For Campbell, another aim for Sureshot is constant improvement. “We want to get better over time as we hopefully establish ourselves. We have more fermentation capacity on the way so for a business like ours, the ability to produce more beer will help the numbers make more sense and it’ll also help us build our reputation, too.”

And when that happens, the head brewer is not ruling out branching out into other beer styles. “I think there is room for all kinds of styles but I am also a firm believer in keeping things fairly simple as far as yeast goes. I don’t want something like 17 different yeast strains in the brewery because that will just lead to trouble sooner or later.”

But until then, consumers can try beers such as Double IPA ‘164 Miles Per Hour’, New England IPA ‘I Need A Rendezvous’ and West Coast IPA ‘Name A Yellow Fruit’. Releases that have already enjoyed UK distribution thanks to the brewery’s in-house canning capabilities. 

“The notion of Sureshot was born and developed under lockdown, and I think we quickly came to the conclusion that launching without a small pack facility was verging on madness really,” he says.

“Go back a year or so and nobody really knew what was happening with the licensed trade. And I still think the licensed trade doesn’t quite know where things will be in six months’ time. Be that either due to the impact of lockdown or the impact that has had on long-term finances. So for us, with that in mind, the ability to go direct to the consumer was essential.”

Campbell goes on: “In addition, from my own experience, I also think small pack is some of the best marketing you can have. People will take a chance on a can of beer long before a publican will take a chance on a keg of it.”

James Leaver, the brewery’s marketing/graphics/social media manager, adds that small pack is incredibly effective in opening up the broader beer market. “We’re not a big country, cans travel pretty well and help people hear about you from any corner. So I do think that it’s an ambition to ultimately be up and down the country, and to be able to supply businesses that want our beer.” 

And another route the brewery plans to take when connecting with the consumer is through the opening of its own taproom, which will be housed in the adjacent unit to the brewhouse. The imminent arrival of additional fermenters will result in malt and other storage moving to the back of the second unit, with a shiny new taproom and retail operation adorning the front.

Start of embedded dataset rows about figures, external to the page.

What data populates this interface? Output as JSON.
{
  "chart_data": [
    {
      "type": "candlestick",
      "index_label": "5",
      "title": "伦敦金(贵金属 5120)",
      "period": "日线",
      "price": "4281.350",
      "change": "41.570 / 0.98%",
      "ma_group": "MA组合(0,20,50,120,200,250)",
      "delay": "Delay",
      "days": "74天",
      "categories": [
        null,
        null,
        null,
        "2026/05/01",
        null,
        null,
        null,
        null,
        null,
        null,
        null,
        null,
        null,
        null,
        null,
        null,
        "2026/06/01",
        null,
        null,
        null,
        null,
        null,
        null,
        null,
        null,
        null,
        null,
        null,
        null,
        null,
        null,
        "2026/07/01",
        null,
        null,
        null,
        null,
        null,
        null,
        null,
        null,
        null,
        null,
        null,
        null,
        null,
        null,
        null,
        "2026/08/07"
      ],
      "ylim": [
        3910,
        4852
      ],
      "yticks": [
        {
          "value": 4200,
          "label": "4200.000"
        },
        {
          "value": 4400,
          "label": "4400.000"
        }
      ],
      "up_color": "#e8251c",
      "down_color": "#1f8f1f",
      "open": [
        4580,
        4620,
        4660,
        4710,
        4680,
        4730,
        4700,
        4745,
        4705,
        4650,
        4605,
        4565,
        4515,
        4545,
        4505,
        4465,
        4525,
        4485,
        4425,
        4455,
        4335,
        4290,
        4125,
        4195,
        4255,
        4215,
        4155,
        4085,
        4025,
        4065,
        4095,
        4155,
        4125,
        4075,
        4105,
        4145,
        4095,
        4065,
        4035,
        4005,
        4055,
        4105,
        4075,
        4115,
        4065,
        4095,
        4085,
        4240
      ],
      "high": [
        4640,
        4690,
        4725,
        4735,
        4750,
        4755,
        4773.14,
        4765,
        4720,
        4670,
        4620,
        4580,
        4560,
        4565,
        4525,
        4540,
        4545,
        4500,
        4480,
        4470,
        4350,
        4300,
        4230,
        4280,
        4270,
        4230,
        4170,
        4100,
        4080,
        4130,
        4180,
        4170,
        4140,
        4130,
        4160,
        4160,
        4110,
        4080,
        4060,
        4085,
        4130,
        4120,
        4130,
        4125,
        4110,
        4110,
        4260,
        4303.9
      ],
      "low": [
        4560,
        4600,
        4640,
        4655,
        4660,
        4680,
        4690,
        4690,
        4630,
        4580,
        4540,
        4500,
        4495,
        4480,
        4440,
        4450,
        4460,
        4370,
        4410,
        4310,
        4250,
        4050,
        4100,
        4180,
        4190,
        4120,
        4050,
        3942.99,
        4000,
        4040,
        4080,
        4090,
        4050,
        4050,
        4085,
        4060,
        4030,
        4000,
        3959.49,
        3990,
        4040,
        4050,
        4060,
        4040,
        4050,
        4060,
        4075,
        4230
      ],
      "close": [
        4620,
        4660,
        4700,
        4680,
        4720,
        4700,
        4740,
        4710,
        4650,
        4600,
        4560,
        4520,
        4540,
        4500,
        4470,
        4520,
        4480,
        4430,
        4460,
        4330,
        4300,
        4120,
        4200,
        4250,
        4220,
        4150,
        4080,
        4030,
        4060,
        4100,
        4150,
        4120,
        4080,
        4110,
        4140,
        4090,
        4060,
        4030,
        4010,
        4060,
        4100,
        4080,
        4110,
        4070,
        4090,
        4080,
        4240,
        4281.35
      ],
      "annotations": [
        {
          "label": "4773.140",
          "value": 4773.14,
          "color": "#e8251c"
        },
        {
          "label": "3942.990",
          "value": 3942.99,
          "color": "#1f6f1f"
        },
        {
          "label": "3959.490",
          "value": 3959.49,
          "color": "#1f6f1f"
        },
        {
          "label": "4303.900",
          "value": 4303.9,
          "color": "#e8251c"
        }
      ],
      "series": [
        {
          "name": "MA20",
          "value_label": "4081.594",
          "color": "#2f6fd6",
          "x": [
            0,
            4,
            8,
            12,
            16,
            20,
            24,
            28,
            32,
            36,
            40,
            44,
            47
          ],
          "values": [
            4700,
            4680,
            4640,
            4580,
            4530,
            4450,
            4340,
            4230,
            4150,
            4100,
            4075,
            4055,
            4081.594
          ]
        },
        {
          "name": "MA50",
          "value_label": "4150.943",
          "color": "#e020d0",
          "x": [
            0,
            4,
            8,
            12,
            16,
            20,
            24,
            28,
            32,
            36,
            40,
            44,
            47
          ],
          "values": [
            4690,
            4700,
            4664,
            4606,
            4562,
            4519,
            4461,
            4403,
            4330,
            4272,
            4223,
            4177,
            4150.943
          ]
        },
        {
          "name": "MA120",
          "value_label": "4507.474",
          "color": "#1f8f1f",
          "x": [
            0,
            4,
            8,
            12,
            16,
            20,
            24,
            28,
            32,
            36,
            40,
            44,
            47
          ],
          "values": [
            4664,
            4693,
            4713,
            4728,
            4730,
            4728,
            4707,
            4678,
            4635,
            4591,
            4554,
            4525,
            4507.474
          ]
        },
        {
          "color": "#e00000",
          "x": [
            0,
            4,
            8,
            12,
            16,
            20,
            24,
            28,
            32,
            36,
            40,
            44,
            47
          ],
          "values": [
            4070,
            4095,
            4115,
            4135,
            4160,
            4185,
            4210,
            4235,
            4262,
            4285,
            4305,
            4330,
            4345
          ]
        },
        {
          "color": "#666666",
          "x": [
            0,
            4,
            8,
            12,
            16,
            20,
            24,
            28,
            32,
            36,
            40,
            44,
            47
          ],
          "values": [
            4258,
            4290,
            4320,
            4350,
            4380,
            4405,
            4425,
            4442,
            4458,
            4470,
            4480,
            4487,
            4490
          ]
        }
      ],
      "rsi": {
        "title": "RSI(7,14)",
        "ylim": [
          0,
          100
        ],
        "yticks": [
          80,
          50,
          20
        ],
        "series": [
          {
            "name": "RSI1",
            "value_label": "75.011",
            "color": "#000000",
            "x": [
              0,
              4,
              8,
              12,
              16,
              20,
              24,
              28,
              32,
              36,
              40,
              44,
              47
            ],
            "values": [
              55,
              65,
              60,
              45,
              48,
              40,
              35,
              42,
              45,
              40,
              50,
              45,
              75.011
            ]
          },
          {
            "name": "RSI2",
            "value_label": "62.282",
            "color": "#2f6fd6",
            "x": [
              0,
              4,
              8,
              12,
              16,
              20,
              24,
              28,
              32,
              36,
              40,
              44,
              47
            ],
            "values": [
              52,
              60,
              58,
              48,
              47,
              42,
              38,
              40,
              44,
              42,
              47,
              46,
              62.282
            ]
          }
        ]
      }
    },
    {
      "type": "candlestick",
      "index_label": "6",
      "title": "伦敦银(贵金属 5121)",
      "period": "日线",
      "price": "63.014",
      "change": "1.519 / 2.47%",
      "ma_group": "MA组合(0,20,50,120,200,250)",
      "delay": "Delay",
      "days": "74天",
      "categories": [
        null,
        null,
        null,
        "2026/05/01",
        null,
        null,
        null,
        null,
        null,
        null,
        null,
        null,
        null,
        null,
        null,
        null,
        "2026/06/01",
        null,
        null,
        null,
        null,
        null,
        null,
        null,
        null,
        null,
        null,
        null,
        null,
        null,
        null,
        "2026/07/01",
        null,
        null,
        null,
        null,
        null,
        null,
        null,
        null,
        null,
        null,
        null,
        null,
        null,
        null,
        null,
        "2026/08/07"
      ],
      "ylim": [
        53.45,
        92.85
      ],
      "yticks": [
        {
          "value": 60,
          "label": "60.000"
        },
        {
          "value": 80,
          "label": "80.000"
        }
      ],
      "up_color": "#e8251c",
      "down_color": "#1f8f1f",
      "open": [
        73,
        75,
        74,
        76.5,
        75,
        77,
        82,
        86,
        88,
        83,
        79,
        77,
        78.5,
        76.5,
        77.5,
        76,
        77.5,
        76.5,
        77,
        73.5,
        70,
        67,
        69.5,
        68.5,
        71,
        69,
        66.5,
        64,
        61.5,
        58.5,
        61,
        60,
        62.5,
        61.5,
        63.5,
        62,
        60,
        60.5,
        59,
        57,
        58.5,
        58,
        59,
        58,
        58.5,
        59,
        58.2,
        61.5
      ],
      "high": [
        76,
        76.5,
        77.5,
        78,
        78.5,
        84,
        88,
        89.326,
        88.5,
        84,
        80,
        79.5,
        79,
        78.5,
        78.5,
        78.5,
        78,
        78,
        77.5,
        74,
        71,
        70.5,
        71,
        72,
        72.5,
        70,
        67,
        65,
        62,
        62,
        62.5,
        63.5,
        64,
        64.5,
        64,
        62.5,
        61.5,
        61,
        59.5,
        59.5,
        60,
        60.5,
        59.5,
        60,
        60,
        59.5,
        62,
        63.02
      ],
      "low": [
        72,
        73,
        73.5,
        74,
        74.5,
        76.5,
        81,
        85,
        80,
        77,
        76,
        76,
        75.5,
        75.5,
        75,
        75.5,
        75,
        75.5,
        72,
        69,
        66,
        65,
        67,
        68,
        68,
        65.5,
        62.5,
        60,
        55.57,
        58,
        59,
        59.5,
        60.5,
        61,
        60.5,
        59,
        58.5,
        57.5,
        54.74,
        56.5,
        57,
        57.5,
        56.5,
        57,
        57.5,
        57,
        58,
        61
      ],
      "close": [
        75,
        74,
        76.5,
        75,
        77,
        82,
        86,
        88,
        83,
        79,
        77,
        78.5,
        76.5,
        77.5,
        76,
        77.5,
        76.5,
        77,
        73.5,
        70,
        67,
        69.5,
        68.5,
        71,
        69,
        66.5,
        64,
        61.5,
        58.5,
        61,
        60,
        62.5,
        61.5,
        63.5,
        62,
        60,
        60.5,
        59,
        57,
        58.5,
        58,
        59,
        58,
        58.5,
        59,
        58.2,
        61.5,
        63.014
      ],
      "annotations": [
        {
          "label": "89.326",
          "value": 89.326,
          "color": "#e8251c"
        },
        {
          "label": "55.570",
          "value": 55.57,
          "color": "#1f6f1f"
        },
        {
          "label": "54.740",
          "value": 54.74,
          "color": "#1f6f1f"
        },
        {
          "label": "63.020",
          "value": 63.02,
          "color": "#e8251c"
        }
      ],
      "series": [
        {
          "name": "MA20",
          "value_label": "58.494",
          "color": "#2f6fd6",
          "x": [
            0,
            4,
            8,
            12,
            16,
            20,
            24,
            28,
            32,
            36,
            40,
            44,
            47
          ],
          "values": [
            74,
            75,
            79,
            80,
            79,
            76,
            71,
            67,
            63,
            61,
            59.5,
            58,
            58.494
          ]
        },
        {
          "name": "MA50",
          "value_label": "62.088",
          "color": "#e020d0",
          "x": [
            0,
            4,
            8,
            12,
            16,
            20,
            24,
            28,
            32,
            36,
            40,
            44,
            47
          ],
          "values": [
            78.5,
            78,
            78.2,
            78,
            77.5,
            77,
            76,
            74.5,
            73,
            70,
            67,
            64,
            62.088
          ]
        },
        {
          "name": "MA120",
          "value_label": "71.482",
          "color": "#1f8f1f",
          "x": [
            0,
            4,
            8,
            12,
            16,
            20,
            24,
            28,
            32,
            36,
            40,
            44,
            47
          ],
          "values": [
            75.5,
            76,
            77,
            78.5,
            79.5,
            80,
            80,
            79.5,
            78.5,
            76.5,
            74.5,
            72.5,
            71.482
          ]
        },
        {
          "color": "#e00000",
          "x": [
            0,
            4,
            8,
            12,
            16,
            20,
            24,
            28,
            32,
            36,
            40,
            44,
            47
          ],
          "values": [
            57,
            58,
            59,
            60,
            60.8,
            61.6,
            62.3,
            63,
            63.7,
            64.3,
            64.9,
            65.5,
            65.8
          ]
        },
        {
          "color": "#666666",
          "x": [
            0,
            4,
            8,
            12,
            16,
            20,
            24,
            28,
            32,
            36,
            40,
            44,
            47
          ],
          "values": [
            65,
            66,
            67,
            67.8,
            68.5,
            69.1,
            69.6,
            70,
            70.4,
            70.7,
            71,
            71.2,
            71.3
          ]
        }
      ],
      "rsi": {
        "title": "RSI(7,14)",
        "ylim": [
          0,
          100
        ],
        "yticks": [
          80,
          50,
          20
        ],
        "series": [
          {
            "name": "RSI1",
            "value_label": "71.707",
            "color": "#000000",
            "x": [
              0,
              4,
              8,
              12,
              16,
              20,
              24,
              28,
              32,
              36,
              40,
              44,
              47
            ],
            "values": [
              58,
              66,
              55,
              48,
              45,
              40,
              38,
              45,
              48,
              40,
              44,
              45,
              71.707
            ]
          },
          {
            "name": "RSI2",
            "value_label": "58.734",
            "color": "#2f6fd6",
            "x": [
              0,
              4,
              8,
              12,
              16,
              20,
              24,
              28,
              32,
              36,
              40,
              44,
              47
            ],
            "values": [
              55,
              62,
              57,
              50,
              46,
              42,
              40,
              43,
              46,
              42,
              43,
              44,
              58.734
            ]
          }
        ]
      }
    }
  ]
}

“Firstly it makes sense to help offset the additional costs presented by the extra unit but equally, it gives us a great opportunity for people to get to know the brand better. It gives us more of a personality,” says Campbell.

“As a small start-up, it’s fantastic when people ask where they can enjoy your beer. So instead of simply having to respond with “all good pubs and bars”, we can have somewhere to welcome people to try our beer, and to come along on this journey with us. We’re excited by it all.”